Außerdem sollen die Bundesländer die Möglichkeit erhalten, dafür zu sorgen, dass bestimmte Handelsstreitigkeiten auch an ausgewählten Landgerichten in englischer Sprache geführt werden können, sofern sich die Parteien darauf einigen und es einen „sachlichen Grund“ für die Wahl dieser Sprache gibt. Auch sollen Kooperationen zwischen den Bundesländern für gemeinsame englischsprachige Kammern möglich sein.
„Ob der Gerichtsstandort Deutschland bei Umsetzung der Reformbestrebungen tatsächlich an Attraktivität gewinnt, bleibt abzuwarten“, so Lisa Oettig, Expertin für Gerichts- und Schiedsverfahren bei Pinsent Masons. „Die Möglichkeit, große wirtschaftsrechtliche Verfahren komplett in englischer Sprache zu führen, hat jedoch eine uneingeschränkt positive Signalwirkung für Deutschland als Wirtschaftsstandort“.
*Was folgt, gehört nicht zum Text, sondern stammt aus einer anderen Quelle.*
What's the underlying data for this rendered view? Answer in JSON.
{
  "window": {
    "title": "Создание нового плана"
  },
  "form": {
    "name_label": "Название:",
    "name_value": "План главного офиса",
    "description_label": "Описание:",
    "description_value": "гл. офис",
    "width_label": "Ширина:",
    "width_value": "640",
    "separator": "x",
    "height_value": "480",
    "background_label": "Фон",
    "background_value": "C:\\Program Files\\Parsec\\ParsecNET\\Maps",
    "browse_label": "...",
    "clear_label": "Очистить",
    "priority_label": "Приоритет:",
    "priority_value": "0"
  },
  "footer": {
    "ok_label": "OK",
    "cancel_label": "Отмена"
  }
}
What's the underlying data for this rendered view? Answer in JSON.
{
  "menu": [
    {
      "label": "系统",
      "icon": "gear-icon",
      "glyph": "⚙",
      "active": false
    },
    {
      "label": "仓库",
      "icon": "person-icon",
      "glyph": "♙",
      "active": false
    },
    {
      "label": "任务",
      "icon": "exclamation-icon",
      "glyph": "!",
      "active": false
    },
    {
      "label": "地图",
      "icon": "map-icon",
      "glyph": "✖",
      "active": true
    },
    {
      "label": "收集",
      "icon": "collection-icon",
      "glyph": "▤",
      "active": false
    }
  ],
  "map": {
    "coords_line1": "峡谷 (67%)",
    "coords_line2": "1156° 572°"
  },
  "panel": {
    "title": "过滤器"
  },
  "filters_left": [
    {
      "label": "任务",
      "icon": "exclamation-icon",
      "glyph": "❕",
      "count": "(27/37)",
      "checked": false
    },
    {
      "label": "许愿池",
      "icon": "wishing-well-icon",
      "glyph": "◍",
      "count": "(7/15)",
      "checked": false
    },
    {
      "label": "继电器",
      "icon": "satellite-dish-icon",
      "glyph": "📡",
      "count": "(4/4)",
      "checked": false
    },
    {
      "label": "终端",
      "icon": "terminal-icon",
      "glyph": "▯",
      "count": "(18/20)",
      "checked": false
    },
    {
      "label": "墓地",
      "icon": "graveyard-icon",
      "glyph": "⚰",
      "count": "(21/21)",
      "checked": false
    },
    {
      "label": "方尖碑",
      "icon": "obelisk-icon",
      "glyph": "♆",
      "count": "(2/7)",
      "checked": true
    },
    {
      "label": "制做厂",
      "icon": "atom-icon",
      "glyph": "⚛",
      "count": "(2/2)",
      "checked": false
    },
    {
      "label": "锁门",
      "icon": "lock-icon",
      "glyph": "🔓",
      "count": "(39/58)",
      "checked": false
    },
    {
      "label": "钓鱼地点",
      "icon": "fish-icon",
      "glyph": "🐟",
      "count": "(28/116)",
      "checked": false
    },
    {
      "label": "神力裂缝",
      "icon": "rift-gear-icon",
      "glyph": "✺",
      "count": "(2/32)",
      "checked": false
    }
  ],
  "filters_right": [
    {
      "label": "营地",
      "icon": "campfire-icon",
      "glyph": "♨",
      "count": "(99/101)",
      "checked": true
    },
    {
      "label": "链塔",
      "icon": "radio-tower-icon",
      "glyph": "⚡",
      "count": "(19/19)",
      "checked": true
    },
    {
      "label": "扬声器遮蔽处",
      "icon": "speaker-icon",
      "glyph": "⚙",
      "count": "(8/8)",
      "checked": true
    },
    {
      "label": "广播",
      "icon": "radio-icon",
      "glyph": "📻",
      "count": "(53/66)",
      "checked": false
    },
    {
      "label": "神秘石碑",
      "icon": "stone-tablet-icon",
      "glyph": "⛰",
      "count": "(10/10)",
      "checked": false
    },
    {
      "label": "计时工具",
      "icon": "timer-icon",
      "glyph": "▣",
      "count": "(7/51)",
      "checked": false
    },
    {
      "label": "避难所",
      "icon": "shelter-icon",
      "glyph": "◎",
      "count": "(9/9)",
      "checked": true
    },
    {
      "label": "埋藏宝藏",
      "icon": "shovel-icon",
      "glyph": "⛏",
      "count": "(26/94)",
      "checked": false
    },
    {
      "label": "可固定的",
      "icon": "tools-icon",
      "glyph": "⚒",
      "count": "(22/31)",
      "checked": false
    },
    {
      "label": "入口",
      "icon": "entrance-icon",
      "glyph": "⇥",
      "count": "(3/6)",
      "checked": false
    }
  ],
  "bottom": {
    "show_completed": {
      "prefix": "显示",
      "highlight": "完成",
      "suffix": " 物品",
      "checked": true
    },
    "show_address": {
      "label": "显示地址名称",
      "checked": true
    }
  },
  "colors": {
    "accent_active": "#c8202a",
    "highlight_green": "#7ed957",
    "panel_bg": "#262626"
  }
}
Darüber hinaus sieht das Eckpunktepapier vor, dass Geschäftsgeheimnisse bei Verfahren zu handelsrechtlichen Streitigkeiten künftig besser geschützt werden sollen. „Dazu sollen die Verfahrensregelungen nach dem Geschäftsgeheimnisschutzgesetz auf den gesamten Zivilprozess ausgeweitet werden“, heißt es in dem Papier. Derzeit ist es zwar möglich, die Öffentlichkeit für einen Teil der Verhandlung auszuschließen, um Geschäftsgeheimnisse zu schützen. Künftig sollen Geschäftsgeheimnisse aber schon früher geschützt werden, nämlich bereits ab Erhebung der Klage.